Choťovice – Natur, Kulturerbe und Radfahren
Choťovice ist ein Ziel für Reisende, die Natur, Ortsgeschichte und Radfahren verbinden möchten. Im Mittelpunkt stehen der Žehuňský rybník mit seinen geschützten Lebensräumen, die Kirche Narození Panny Marie und die Radroute 4199. Damit treffen in einem Ort Natur- und Kulturthemen aufeinander, sodass Sie unterschiedliche Interessen verbinden können.
Geschützte Natur am Žehuňský rybník
Das Gemeindegebiet von Choťovice ist seit 2004 Teil des Natura-2000-Vogelschutzgebiets Žehuňský rybník – Obora Kněžičky. Es schützt unter anderem den Zwergdommel (Ixobrychus minutus) und das Tüpfelsumpfhuhn (Porzana porzana) sowie deren Lebensräume. Das Gebiet ist als Brutgebiet für 131 Vogelarten und als Zuggebiet für Wasservögel und Greifvögel bedeutsam. Dadurch prägen Feuchtgebiete und die Vogelwelt den Naturcharakter der Gemeinde.
Das Nationale Naturdenkmal Žehuňský rybník umfasst den Katasterbereich von Choťovice. Geschützt werden Schilfröhrichte, Feucht- bis mesophile Wiesen, kalkreiche Niedermoore sowie seltene und gefährdete Tierarten, insbesondere Vögel, sowie Pflanzen. Der Žehuňský rybník wurde wahrscheinlich 1492 von König Vladislav Jagellonský angelegt und hat auch eine Freizeitfunktion. Die geschützten Schilf-, Wiesen- und Moorbereiche geben dem Gewässer dabei eine deutlich andere Prägung als gewöhnliche Ausflugsziele.
Ein weiterer Naturraum ist das Natura-2000-Gebiet Dománovický les. Dort werden einzigartige Waldgemeinschaften sowie Bestände des Frauenschuhs (Cypripedium calceolus) und des Hirschkäfers (Lucanus cervus) geschützt. Außerdem befindet sich dort die einzige bekannte Fundstelle des Hnědásek osikový (Euphydryas maturna) in der Tschechischen Republik. So umfasst die Natur rund um Choťovice sowohl Feuchtlebensräume am Teich als auch besondere Waldgemeinschaften.
Kirche mit mittelalterlichen Wurzeln
Die Kirche Narození Panny Marie ist erstmals 1357 belegt und wurde früher auch als Kirche Matky Boží bezeichnet.

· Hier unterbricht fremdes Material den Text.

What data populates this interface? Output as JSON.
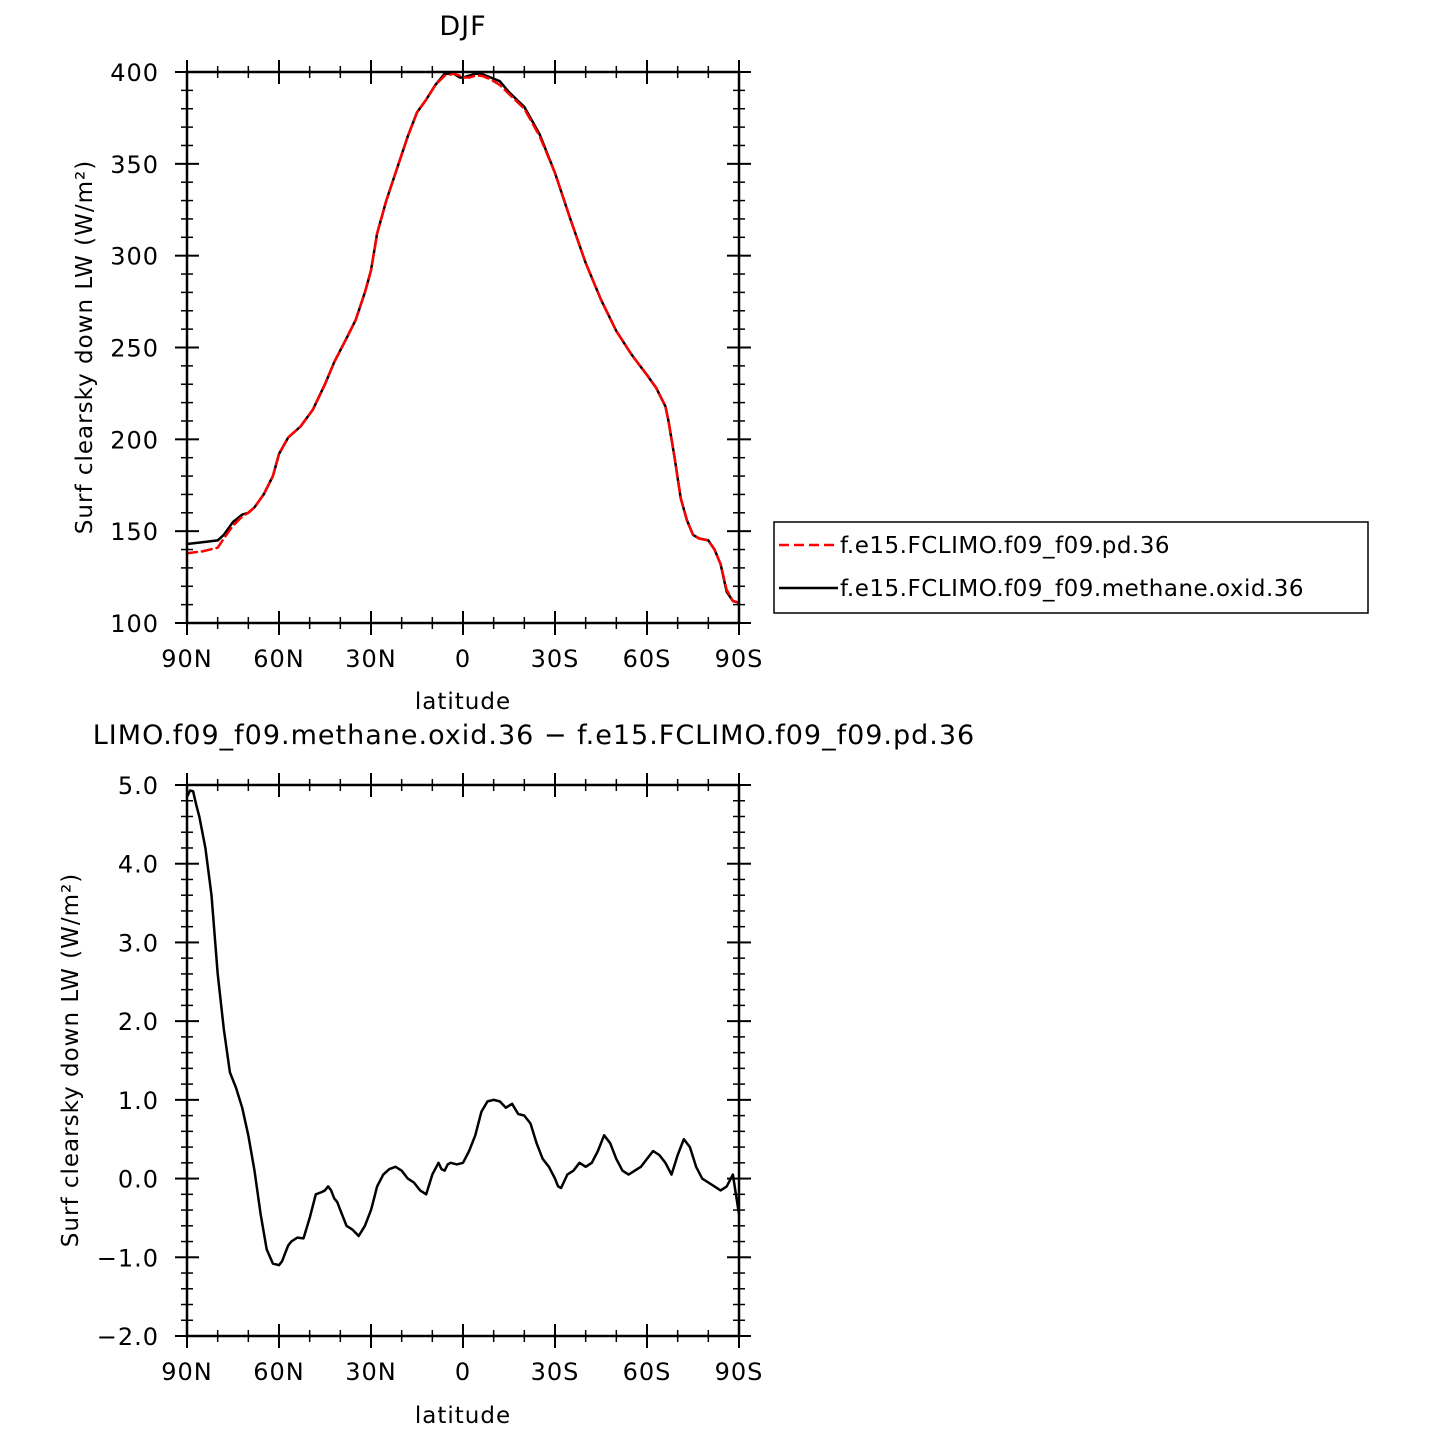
{
  "chart_data": [
    {
      "type": "line",
      "title": "DJF",
      "xlabel": "latitude",
      "ylabel": "Surf clearsky down LW (W/m²)",
      "xlim": [
        90,
        -90
      ],
      "ylim": [
        100,
        400
      ],
      "xticks": [
        {
          "value": 90,
          "label": "90N"
        },
        {
          "value": 60,
          "label": "60N"
        },
        {
          "value": 30,
          "label": "30N"
        },
        {
          "value": 0,
          "label": "0"
        },
        {
          "value": -30,
          "label": "30S"
        },
        {
          "value": -60,
          "label": "60S"
        },
        {
          "value": -90,
          "label": "90S"
        }
      ],
      "yticks": [
        {
          "value": 100,
          "label": "100"
        },
        {
          "value": 150,
          "label": "150"
        },
        {
          "value": 200,
          "label": "200"
        },
        {
          "value": 250,
          "label": "250"
        },
        {
          "value": 300,
          "label": "300"
        },
        {
          "value": 350,
          "label": "350"
        },
        {
          "value": 400,
          "label": "400"
        }
      ],
      "legend_position": "right",
      "series": [
        {
          "name": "f.e15.FCLIMO.f09_f09.pd.36",
          "color": "#ff0000",
          "dash": "dashed",
          "x": [
            90,
            85,
            80,
            78,
            75,
            72,
            70,
            68,
            65,
            62,
            60,
            57,
            53,
            49,
            45,
            42,
            38,
            35,
            32,
            30,
            28,
            25,
            22,
            18,
            15,
            12,
            9,
            6,
            3,
            1,
            0,
            -2,
            -4,
            -6,
            -9,
            -12,
            -15,
            -20,
            -25,
            -30,
            -35,
            -40,
            -45,
            -50,
            -55,
            -60,
            -63,
            -66,
            -67,
            -69,
            -71,
            -73,
            -75,
            -77,
            -80,
            -82,
            -84,
            -86,
            -88,
            -90
          ],
          "y": [
            138,
            139,
            141,
            146,
            153,
            158,
            160,
            163,
            170,
            180,
            192,
            201,
            207,
            216,
            230,
            242,
            255,
            265,
            280,
            292,
            312,
            330,
            345,
            365,
            378,
            385,
            393,
            398,
            399,
            398,
            397,
            397,
            398,
            398,
            396,
            393,
            388,
            380,
            365,
            345,
            320,
            296,
            276,
            259,
            246,
            235,
            228,
            218,
            210,
            190,
            168,
            156,
            148,
            146,
            145,
            140,
            132,
            118,
            112,
            111
          ]
        },
        {
          "name": "f.e15.FCLIMO.f09_f09.methane.oxid.36",
          "color": "#000000",
          "dash": "solid",
          "x": [
            90,
            85,
            80,
            78,
            75,
            72,
            70,
            68,
            65,
            62,
            60,
            57,
            53,
            49,
            45,
            42,
            38,
            35,
            32,
            30,
            28,
            25,
            22,
            18,
            15,
            12,
            9,
            6,
            3,
            1,
            0,
            -2,
            -4,
            -6,
            -9,
            -12,
            -15,
            -20,
            -25,
            -30,
            -35,
            -40,
            -45,
            -50,
            -55,
            -60,
            -63,
            -66,
            -67,
            -69,
            -71,
            -73,
            -75,
            -77,
            -80,
            -82,
            -84,
            -86,
            -88,
            -90
          ],
          "y": [
            143,
            144,
            145,
            148,
            155,
            159,
            160,
            163,
            170,
            180,
            192,
            201,
            207,
            216,
            230,
            242,
            255,
            265,
            280,
            292,
            312,
            330,
            345,
            365,
            378,
            385,
            393,
            399,
            399,
            397,
            397,
            398,
            399,
            399,
            397,
            395,
            389,
            381,
            366,
            345,
            320,
            296,
            276,
            259,
            246,
            235,
            228,
            218,
            210,
            190,
            168,
            156,
            148,
            146,
            145,
            140,
            132,
            117,
            112,
            111
          ]
        }
      ]
    },
    {
      "type": "line",
      "title": "LIMO.f09_f09.methane.oxid.36 − f.e15.FCLIMO.f09_f09.pd.36",
      "xlabel": "latitude",
      "ylabel": "Surf clearsky down LW (W/m²)",
      "xlim": [
        90,
        -90
      ],
      "ylim": [
        -2.0,
        5.0
      ],
      "xticks": [
        {
          "value": 90,
          "label": "90N"
        },
        {
          "value": 60,
          "label": "60N"
        },
        {
          "value": 30,
          "label": "30N"
        },
        {
          "value": 0,
          "label": "0"
        },
        {
          "value": -30,
          "label": "30S"
        },
        {
          "value": -60,
          "label": "60S"
        },
        {
          "value": -90,
          "label": "90S"
        }
      ],
      "yticks": [
        {
          "value": -2.0,
          "label": "−2.0"
        },
        {
          "value": -1.0,
          "label": "−1.0"
        },
        {
          "value": 0.0,
          "label": "0.0"
        },
        {
          "value": 1.0,
          "label": "1.0"
        },
        {
          "value": 2.0,
          "label": "2.0"
        },
        {
          "value": 3.0,
          "label": "3.0"
        },
        {
          "value": 4.0,
          "label": "4.0"
        },
        {
          "value": 5.0,
          "label": "5.0"
        }
      ],
      "series": [
        {
          "color": "#000000",
          "dash": "solid",
          "x": [
            90,
            89,
            88,
            87,
            86,
            84,
            82,
            80,
            78,
            76,
            74,
            72,
            70,
            68,
            66,
            64,
            62,
            60,
            59,
            58,
            57,
            56,
            54,
            52,
            50,
            48,
            46,
            45,
            44,
            43,
            42,
            41,
            40,
            38,
            36,
            34,
            32,
            30,
            29,
            28,
            26,
            24,
            22,
            20,
            18,
            16,
            14,
            12,
            10,
            8,
            7,
            6,
            5,
            4,
            2,
            0,
            -2,
            -4,
            -6,
            -8,
            -10,
            -12,
            -14,
            -16,
            -18,
            -20,
            -22,
            -24,
            -26,
            -28,
            -30,
            -31,
            -32,
            -34,
            -36,
            -38,
            -40,
            -42,
            -44,
            -46,
            -48,
            -50,
            -52,
            -54,
            -56,
            -58,
            -60,
            -62,
            -64,
            -66,
            -68,
            -70,
            -72,
            -74,
            -76,
            -78,
            -80,
            -82,
            -84,
            -86,
            -88,
            -89,
            -90
          ],
          "y": [
            4.85,
            4.93,
            4.92,
            4.75,
            4.6,
            4.2,
            3.6,
            2.6,
            1.9,
            1.35,
            1.15,
            0.9,
            0.55,
            0.1,
            -0.45,
            -0.9,
            -1.08,
            -1.1,
            -1.05,
            -0.95,
            -0.85,
            -0.8,
            -0.75,
            -0.76,
            -0.5,
            -0.2,
            -0.17,
            -0.15,
            -0.1,
            -0.15,
            -0.25,
            -0.3,
            -0.4,
            -0.6,
            -0.65,
            -0.73,
            -0.6,
            -0.4,
            -0.25,
            -0.1,
            0.05,
            0.12,
            0.15,
            0.1,
            0.0,
            -0.05,
            -0.15,
            -0.2,
            0.05,
            0.2,
            0.12,
            0.1,
            0.18,
            0.2,
            0.18,
            0.2,
            0.35,
            0.55,
            0.85,
            0.98,
            1.0,
            0.98,
            0.9,
            0.95,
            0.82,
            0.8,
            0.7,
            0.45,
            0.25,
            0.15,
            0.0,
            -0.1,
            -0.12,
            0.05,
            0.1,
            0.2,
            0.15,
            0.2,
            0.35,
            0.55,
            0.45,
            0.25,
            0.1,
            0.05,
            0.1,
            0.15,
            0.25,
            0.35,
            0.3,
            0.2,
            0.05,
            0.3,
            0.5,
            0.4,
            0.15,
            0.0,
            -0.05,
            -0.1,
            -0.15,
            -0.1,
            0.05,
            -0.2,
            -0.45
          ]
        }
      ]
    }
  ]
}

Nachdem der frühere Kirchenbau durch Blitzschlag zerstört worden war, wurde sie nach 1670 im frühbarocken Stil neu errichtet oder umfassend umgebaut. Am 24. Juni 2006 erklärte das Kulturministerium der Tschechischen Republik sie offiziell zum Kulturdenkmal. Ihre Geschichte verbindet damit mittelalterliche Überlieferung, einen Einschnitt durch die Zerstörung und die spätere barocke Bauphase.
Choťovice mit Radroute und Veranstaltungen
Am Rybníček v Neckách befindet sich ein Fahrrad-Rastplatz an der Radroute 4199. Sie führt von Libice nad Cidlinou nach Urbanice bei Hradec Králové. Für Ihre Planung können Sie diesen Radbezug neben Natur und Kultur berücksichtigen.
In Choťovice gehört die Pohádková cesta zu den regelmäßigen Veranstaltungen. Zur Ortsgeschichte gehört außerdem die Libněveská řepařská drážka; ihr Betrieb wurde 1959 eingestellt. So ergänzen eine heutige Veranstaltung und ein abgeschlossener Abschnitt der Verkehrsgeschichte die Natur- und Kulturthemen des Ortes, ohne dass der Aufenthalt auf ein einziges Interessengebiet festgelegt ist.